Spire, who has lived in Nodaway County her entire life, was approached by the Nodaway County Extension Office in 1969 about being a youth education assistant for University of Missouri Extension.

She was asked whether or not she wanted to go to work. She said “no” because she still had a little one at home.

“They said they would work with me,” Spire said. “I said I would try it. I started as part-time then went to full-time.”

Spire was the first youth education assistant in the state. She did a lot of driving while covering five counties including Nodaway, Worth, Gentry, Holt and Atchison.

“I visited the 4-H clubs, helped with achievement days and I also did school enrichment programs,” she said. “One of the most popular programs was bread in a bag, where you mixed the ingredients in a bag, then poured in a pan to bake. Kindergartners through fourth graders really enjoyed that.”

After Spire retired as the youth assistant, she went back to the county Extension office as a part-time secretary. She still helps with some of the activities including day camps, achievement days and judging.

“I loved my job,” Spire said. “Seeing the kids grow from the time they come in as Clover Kids to the time they get out, it’s been a real learning experience for me.”

She believes that 4-H helps develop the whole person and is a good organization for children and families.

“4-H builds self-confidence in the kids,” Spire said. “It instills discipline, gives the child recognition, responsibility, provides them with competition. It teaches them how to get along in group situations. It’s a very well-rounded program.”

When asked about the changes she has seen in 4-H, she replied, “When I first started, there was more family involvement. Now with both parents working, it’s hard for them to be involved.”
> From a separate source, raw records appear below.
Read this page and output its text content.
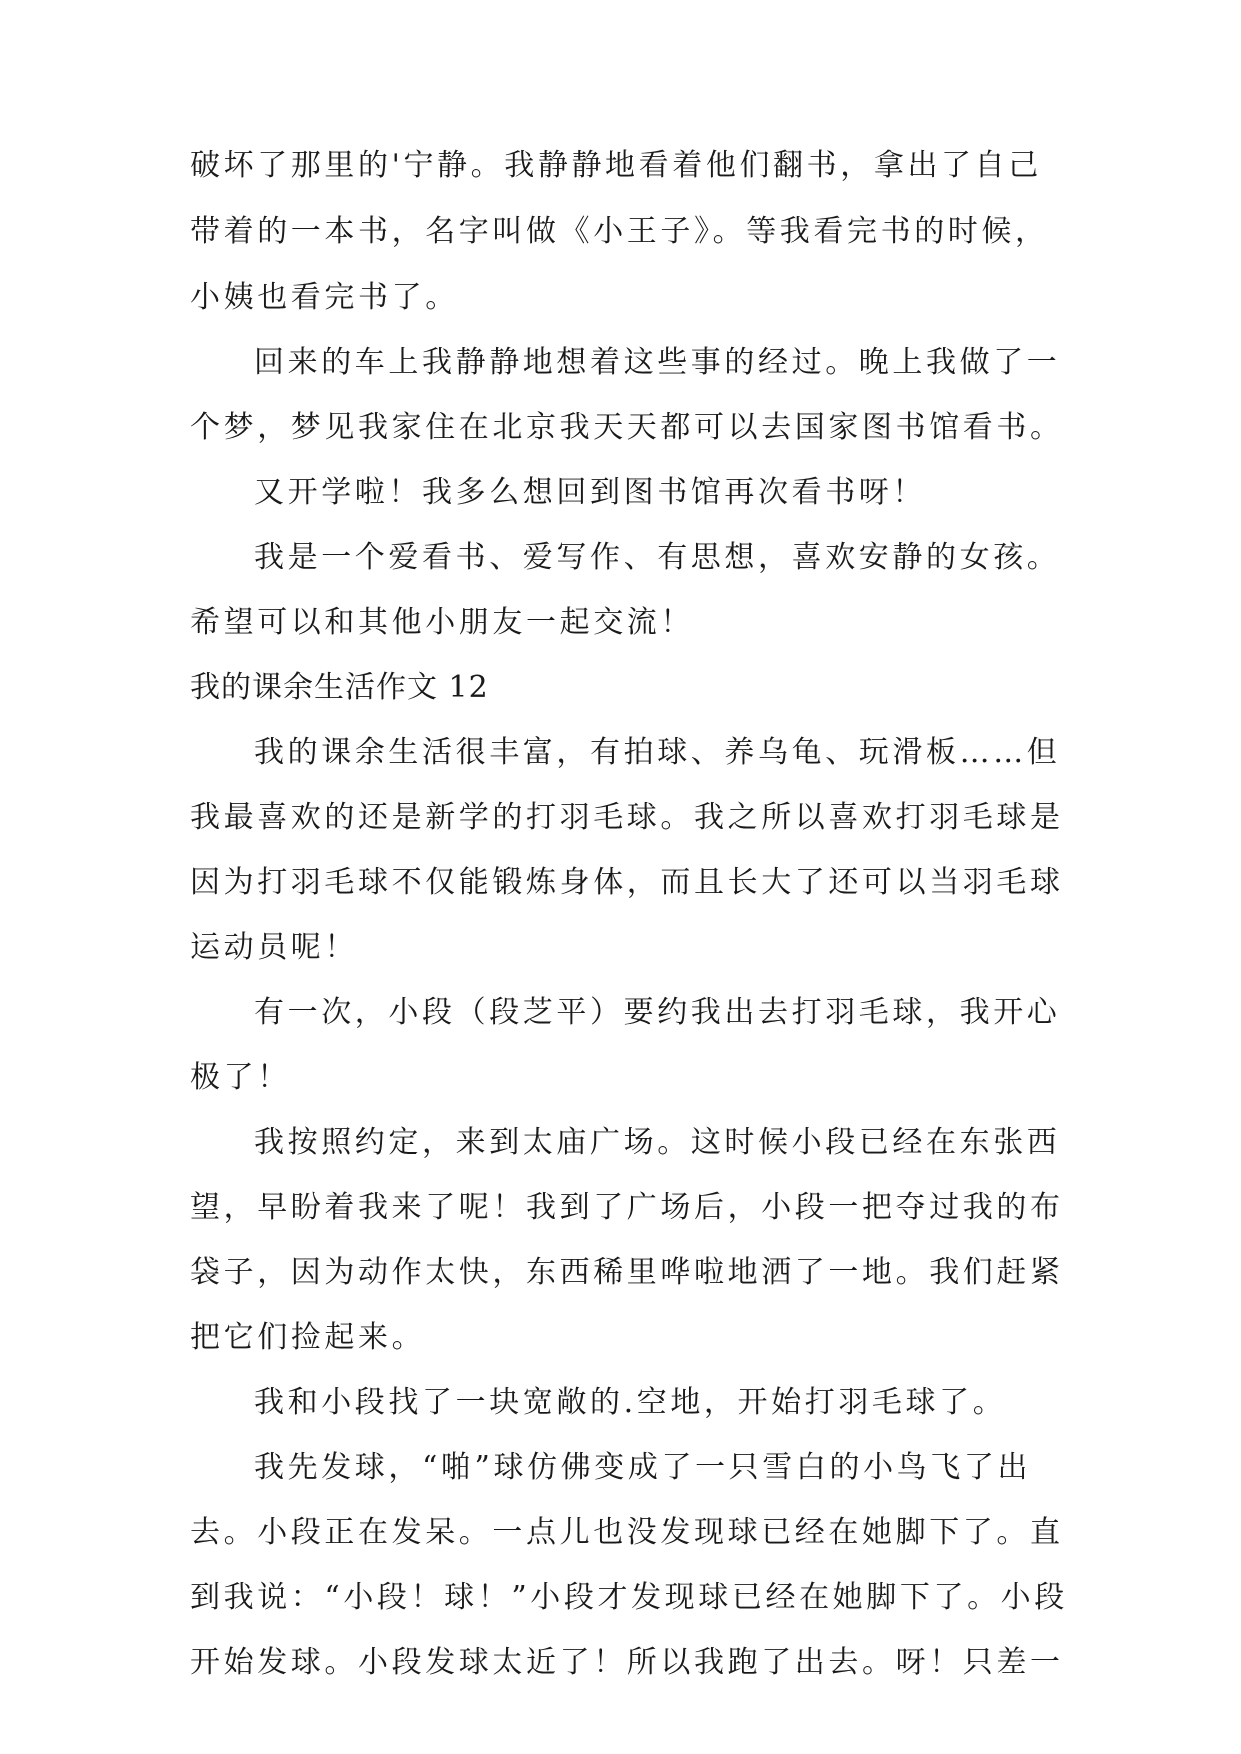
破坏了那里的'宁静。我静静地看着他们翻书，拿出了自己
带着的一本书，名字叫做《小王子》。等我看完书的时候，
小姨也看完书了。
回来的车上我静静地想着这些事的经过。晚上我做了一
个梦，梦见我家住在北京我天天都可以去国家图书馆看书。
又开学啦！我多么想回到图书馆再次看书呀！
我是一个爱看书、爱写作、有思想，喜欢安静的女孩。
希望可以和其他小朋友一起交流！
我的课余生活作文 12
我的课余生活很丰富，有拍球、养乌龟、玩滑板……但
我最喜欢的还是新学的打羽毛球。我之所以喜欢打羽毛球是
因为打羽毛球不仅能锻炼身体，而且长大了还可以当羽毛球
运动员呢！
有一次，小段（段芝平）要约我出去打羽毛球，我开心
极了！
我按照约定，来到太庙广场。这时候小段已经在东张西
望，早盼着我来了呢！我到了广场后，小段一把夺过我的布
袋子，因为动作太快，东西稀里哗啦地洒了一地。我们赶紧
把它们捡起来。
我和小段找了一块宽敞的.空地，开始打羽毛球了。
我先发球，“啪”球仿佛变成了一只雪白的小鸟飞了出
去。小段正在发呆。一点儿也没发现球已经在她脚下了。直
到我说：“小段！球！”小段才发现球已经在她脚下了。小段
开始发球。小段发球太近了！所以我跑了出去。呀！只差一
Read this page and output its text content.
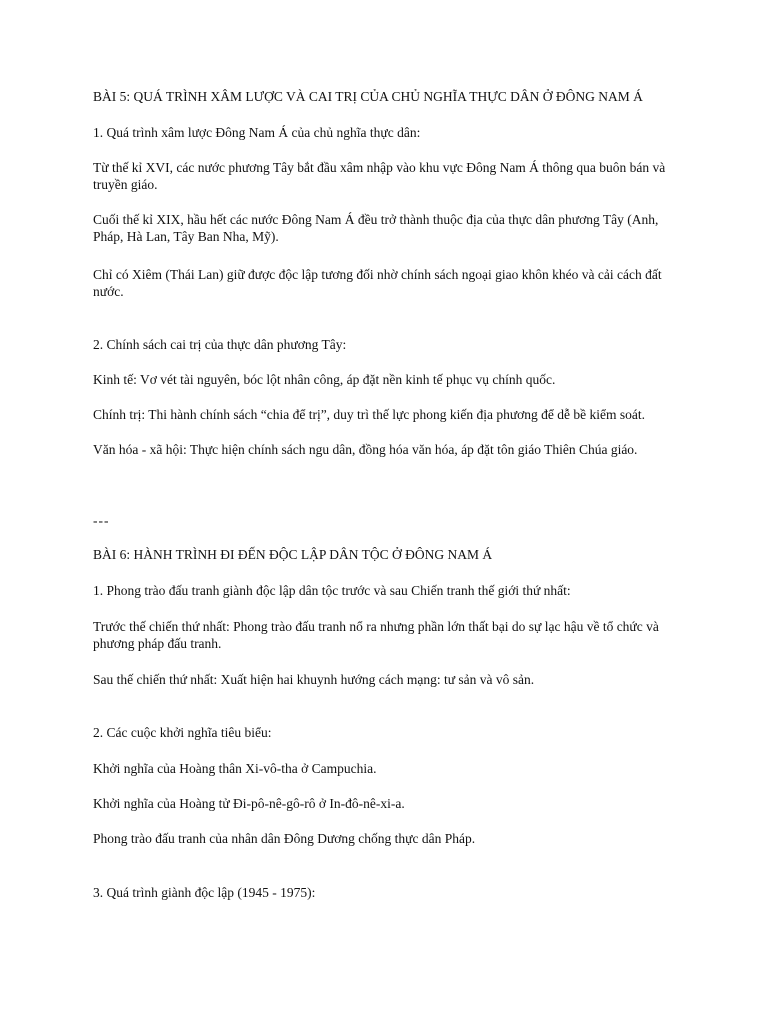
BÀI 5: QUÁ TRÌNH XÂM LƯỢC VÀ CAI TRỊ CỦA CHỦ NGHĨA THỰC DÂN Ở ĐÔNG NAM Á

1. Quá trình xâm lược Đông Nam Á của chủ nghĩa thực dân:

Từ thế kỉ XVI, các nước phương Tây bắt đầu xâm nhập vào khu vực Đông Nam Á thông qua buôn bán và truyền giáo.

Cuối thế kỉ XIX, hầu hết các nước Đông Nam Á đều trở thành thuộc địa của thực dân phương Tây (Anh, Pháp, Hà Lan, Tây Ban Nha, Mỹ).

Chỉ có Xiêm (Thái Lan) giữ được độc lập tương đối nhờ chính sách ngoại giao khôn khéo và cải cách đất nước.

2. Chính sách cai trị của thực dân phương Tây:

Kinh tế: Vơ vét tài nguyên, bóc lột nhân công, áp đặt nền kinh tế phục vụ chính quốc.

Chính trị: Thi hành chính sách “chia để trị”, duy trì thế lực phong kiến địa phương để dễ bề kiểm soát.

Văn hóa - xã hội: Thực hiện chính sách ngu dân, đồng hóa văn hóa, áp đặt tôn giáo Thiên Chúa giáo.

---

BÀI 6: HÀNH TRÌNH ĐI ĐẾN ĐỘC LẬP DÂN TỘC Ở ĐÔNG NAM Á

1. Phong trào đấu tranh giành độc lập dân tộc trước và sau Chiến tranh thế giới thứ nhất:

Trước thế chiến thứ nhất: Phong trào đấu tranh nổ ra nhưng phần lớn thất bại do sự lạc hậu về tổ chức và phương pháp đấu tranh.

Sau thế chiến thứ nhất: Xuất hiện hai khuynh hướng cách mạng: tư sản và vô sản.

2. Các cuộc khởi nghĩa tiêu biểu:

Khởi nghĩa của Hoàng thân Xi-vô-tha ở Campuchia.

Khởi nghĩa của Hoàng tử Đi-pô-nê-gô-rô ở In-đô-nê-xi-a.

Phong trào đấu tranh của nhân dân Đông Dương chống thực dân Pháp.

3. Quá trình giành độc lập (1945 - 1975):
She and her husband, Gene, have three children, Teri Tobin, Ed Spire and Doug Spire, 10 grandchildren and 16 great-grandchildren.

Spire enjoys spending time with her family and doing family activities.

“I enjoy when we all get together at Christmas,” she said. “We do sugar cookies. And celebrating all the great-grandkids’ birthdays. The oldest is 11, so when we get together it’s noisy.”

In addition to her 4-H volunteer activities, she volunteers at the hospital information desk and has been a member of Optimists since 2003.

“We are happy to recognize Pat for her lifelong work and it was great fun to surprise her at a regular weekly Optimist Club,” Wilson said.

Spire was sponsored by Annette Deering to become an Optimist member.

Spire “provided the club with a dynamic, interested and caring member. … Pat served very well as Optimist president in 2006-2007,” Bob Bohlken, Optimist member, said.

“Pat became the liaison between the University Extension 4-H and the Optimist Club. A responsibility Pat still maintains along with her sharing Optimist programs,” Bohlken said. “We Optimists are proud to have Pat as an Optimist member and her relationship with the University of Missouri 4-H.”